In a blog post from April 18, Jonathan Turley wrote that "not only will no party challenge Judge Gleicher, but there is currently no party willing to zealously defend the law."
He also emphasized throughout his piece that Nessel ought to have appointed outside counsel. "Nessel has an obligation to at least appoint outside counsel to defend the law," he wrote.
"Even if Gleicher will not recuse herself, Nessel needs to show a modicum of principle and appoint someone who will defend this law and independently decide whether to file a motion for disqualification," he also mentioned as his closing.
Though he did not question Gleicher's belief that she could rule fairly, Turley did also write that "Judge Gleicher should see the obvious appearance of a conflict given her contributions and history. She should recuse herself in my view."
There is, in a way, someone defending the law though. Boucher reported this morning that "Michigan conservative activists want Court of Appeals to overturn abortion law injunction." Those groups, which filed their request on Friday, include Michigan Right to Life, the Michigan Catholic Conference and local prosecutors.
Boucher notes that they're represented by the Great Lakes Legal Center, which is also opposing Gov. Gretchen Whitmer's (D-MI) lawsuit that also seeks to nullify the state's abortion ban.
He had some rather interesting notes about Whitmer's lawsuit as well:
...In Whitmer's lawsuit, she's leaning on a little-used power to ask the state's high court to immediately take up her case and determine there is a state constitutional right to abortion.

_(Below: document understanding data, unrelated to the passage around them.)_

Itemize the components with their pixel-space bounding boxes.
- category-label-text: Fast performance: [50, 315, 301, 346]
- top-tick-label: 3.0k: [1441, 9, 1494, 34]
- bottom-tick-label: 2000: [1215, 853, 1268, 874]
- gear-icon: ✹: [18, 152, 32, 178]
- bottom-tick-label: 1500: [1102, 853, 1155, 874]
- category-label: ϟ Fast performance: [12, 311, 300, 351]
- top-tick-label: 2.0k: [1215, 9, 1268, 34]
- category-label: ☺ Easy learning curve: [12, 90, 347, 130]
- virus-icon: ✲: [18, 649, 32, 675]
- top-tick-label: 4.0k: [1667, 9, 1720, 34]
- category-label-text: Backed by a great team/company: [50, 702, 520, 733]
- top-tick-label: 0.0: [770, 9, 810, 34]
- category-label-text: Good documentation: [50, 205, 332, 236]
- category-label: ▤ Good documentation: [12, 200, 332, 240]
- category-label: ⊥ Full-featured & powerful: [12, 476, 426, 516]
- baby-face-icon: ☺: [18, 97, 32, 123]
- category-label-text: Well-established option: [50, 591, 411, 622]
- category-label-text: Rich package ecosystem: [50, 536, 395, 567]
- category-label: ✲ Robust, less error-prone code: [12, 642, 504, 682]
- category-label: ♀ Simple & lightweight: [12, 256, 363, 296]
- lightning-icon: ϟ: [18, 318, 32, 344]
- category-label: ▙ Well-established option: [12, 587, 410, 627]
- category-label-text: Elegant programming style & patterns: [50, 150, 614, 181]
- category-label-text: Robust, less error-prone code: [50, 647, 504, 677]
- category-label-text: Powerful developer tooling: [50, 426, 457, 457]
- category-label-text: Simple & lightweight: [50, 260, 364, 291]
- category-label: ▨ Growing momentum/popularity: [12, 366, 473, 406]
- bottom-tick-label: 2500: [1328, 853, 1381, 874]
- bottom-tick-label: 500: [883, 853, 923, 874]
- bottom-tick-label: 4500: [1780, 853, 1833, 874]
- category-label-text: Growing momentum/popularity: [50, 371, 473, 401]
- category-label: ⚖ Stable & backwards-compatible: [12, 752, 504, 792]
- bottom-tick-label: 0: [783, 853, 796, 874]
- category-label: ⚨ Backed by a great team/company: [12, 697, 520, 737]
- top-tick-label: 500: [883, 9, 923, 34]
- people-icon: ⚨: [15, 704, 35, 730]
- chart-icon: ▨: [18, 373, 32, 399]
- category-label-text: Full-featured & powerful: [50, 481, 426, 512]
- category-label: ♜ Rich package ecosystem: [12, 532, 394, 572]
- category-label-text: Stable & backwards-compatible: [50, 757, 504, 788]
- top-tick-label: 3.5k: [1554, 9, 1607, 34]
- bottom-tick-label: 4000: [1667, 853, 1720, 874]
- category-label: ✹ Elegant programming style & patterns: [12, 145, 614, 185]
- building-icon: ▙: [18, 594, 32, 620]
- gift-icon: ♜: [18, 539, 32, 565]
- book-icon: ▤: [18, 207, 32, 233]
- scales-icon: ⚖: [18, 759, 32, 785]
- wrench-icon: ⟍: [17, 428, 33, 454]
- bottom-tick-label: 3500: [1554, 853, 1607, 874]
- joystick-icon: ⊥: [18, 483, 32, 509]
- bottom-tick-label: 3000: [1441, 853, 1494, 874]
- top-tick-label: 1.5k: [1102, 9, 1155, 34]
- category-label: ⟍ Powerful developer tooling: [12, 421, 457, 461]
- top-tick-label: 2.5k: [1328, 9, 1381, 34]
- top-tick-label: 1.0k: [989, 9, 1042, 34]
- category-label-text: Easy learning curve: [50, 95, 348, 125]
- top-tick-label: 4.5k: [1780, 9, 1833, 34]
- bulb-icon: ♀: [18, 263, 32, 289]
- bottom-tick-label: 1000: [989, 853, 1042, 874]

On Friday, the Michigan Supreme Court asked Whitmer's legal team to answer five key procedural questions in her case. That included whether the state court should wait until the U.S. Supreme Court issues its own abortion ruling and if Gleicher's injunction means the state Supreme Court does not need to immediately rule in Whitmer's case.
Whitmer's team has two weeks to respond to the court's request.
Another recent abortion case comes out of Kentucky last week as well. Last month, Judge U.S. District Judge Rebecca Grady Jennings, a Trump appointee, had issued a temporary restraining order (TRO) against a state law that would effectively end abortion in the commonwealth, since abortion providers could not or would not comply. Jennings has since extended that order.
Tessa Redmond from Kentucky Today noted that Jennings issued a stay on the provision of the law banning abortions past 15 weeks until the U.S. Supreme Court issues a ruling in Dobbs v. Jackson. A leaked draft opinion shows that the Court is looking to overturn Roe v. Wade.
We immediately filed a notice of appeal with the U.S. Court of Appeals and will take every available measure to continue defending this important law, which protects unborn life and women’s health. (2/2)— Attorney General Daniel Cameron (@kyoag) May 19, 2022
Unlike in Michigan, Kentucky has a pro-life attorney general, Daniel Cameron, who indicated he will appeal the decision.